Laguna Innovation is one project addressing the global problem of treating wastewater in off-grid communities. Laguna co-founder and CEO Clive Lipchin said: "In most of the developing world, access to this kind of infrastructure is impossible, so sewage disposal becomes a real challenge, as does sanitation and hygiene, creating environmental and public health hazards." He said: "For these communities, the problem is not only [accessing] drinking water but also how to get recycled water for agriculture." The company used its system in the Negev's unrecognized Bedouin villages and is now marketing it in Israel and abroad. Cohen Shachari called Laguna Innovation "our role model of a system that was developed, tested, and validated in the Negev, a company that was established here."
The Venture Studio and the Price Tag
The Merage Foundation has also set up a platform to develop wine tourism via the Negev Wine Consortium, made up of 30 wineries and vineyards. The foundation's stated goal is to "promote sustainable and inclusive prosperity to the Negev region by strengthening the main drivers of economic growth and revitalizing city centers." In the competitive hi-tech environment, this includes entrepreneurship with a special focus on healthcare and biotech, indoor robotics and cybersecurity.

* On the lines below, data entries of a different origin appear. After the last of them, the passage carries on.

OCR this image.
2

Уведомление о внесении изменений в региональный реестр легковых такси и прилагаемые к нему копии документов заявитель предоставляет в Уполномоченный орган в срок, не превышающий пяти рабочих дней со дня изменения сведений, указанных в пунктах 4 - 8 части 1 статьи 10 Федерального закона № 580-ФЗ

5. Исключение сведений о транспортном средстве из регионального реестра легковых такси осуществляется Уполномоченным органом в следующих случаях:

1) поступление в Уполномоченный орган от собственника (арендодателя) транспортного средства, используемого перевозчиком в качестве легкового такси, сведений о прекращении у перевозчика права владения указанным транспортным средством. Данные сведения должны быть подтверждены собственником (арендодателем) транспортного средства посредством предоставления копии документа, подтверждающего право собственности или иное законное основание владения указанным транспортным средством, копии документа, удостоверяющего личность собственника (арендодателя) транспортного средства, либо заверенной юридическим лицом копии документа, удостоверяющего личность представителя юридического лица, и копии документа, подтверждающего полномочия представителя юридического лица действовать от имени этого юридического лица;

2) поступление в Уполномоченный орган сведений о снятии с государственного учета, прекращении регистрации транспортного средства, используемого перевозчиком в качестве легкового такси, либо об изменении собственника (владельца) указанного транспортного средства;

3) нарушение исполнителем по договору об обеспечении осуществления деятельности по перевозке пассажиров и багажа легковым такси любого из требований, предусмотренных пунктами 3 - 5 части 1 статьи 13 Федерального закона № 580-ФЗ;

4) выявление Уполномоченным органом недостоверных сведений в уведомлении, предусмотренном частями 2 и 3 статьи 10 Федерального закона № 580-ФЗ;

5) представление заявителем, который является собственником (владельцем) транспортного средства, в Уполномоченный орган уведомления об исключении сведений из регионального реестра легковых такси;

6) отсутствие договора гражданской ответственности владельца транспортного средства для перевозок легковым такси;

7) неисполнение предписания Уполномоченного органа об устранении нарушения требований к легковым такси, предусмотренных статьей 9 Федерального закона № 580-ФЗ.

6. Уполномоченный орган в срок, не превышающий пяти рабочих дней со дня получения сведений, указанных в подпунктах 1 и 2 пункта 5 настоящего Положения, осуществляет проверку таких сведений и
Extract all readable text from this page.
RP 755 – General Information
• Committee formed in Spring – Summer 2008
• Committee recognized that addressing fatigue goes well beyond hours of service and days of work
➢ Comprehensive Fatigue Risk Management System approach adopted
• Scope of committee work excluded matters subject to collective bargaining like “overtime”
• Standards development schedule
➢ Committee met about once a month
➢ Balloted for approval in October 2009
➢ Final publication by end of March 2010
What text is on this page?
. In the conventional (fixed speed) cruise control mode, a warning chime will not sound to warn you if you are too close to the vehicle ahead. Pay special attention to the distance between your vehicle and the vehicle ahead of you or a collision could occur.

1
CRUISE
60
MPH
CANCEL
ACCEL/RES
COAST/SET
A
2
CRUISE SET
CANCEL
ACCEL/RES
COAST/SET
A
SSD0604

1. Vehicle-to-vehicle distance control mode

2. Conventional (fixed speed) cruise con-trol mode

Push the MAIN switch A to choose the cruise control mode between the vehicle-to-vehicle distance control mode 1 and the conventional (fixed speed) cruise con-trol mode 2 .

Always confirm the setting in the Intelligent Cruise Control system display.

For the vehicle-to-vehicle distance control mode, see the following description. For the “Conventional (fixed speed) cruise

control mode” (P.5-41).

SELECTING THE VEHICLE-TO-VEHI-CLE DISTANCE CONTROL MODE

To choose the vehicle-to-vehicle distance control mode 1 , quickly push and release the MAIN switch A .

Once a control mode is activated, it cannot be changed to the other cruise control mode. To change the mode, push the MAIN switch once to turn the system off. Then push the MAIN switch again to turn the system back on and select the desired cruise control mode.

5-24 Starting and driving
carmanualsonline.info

In 2023, together with Dell, Elbit, Ben-Gurion University and Soroka Medical Center, Merage won an Israel Innovation Authority tender to create the Synergy7 Tech Labs Hub. What was once a huge bare brown lot next to Ben-Gurion University is now the Gav-Yam Negev Advanced Technologies Park, where Synergy7 has its offices. The new high-rise park has become a center of cutting-edge cybersecurity development, artificial intelligence and defense.
The Synergy7 consortium serves as a "venture studio," according to CEO Harel Ram, an infrastructure that attracts and supports companies and start-ups in biotech, robotics and cybersecurity that want to do business in the South. In the brief period between the COVID-19 pandemic and the war in Gaza, hundreds of foreign delegations from all over the world visited Beersheba, curious about a remote region where there has been economic growth. Ram said visitors most often mentioned cybersecurity, homeland security and medical issues, and he realized that the region had something to offer in all of these areas: "In a word, crisis management." He said: "It’s very, very hard to establish a viable company. Does it answer a need? Does it offer something that will interest venture capitalists? It requires a lot of resources, which is what we are trying to provide. Synergy7 is now working with 300 companies, each in various stages of development, helping with business plans and presentations. All during these very difficult times."
Merage executive director Hod Stroh said: "The foundation’s paramount question has always been ‘What problem can we solve?’ The world is hungry for solutions, and that opens more opportunities for meaningful intervention. It’s not just about funding someone but about leveraging a project, serving as a catalyst. This philosophy is behind all the projects the foundation supports."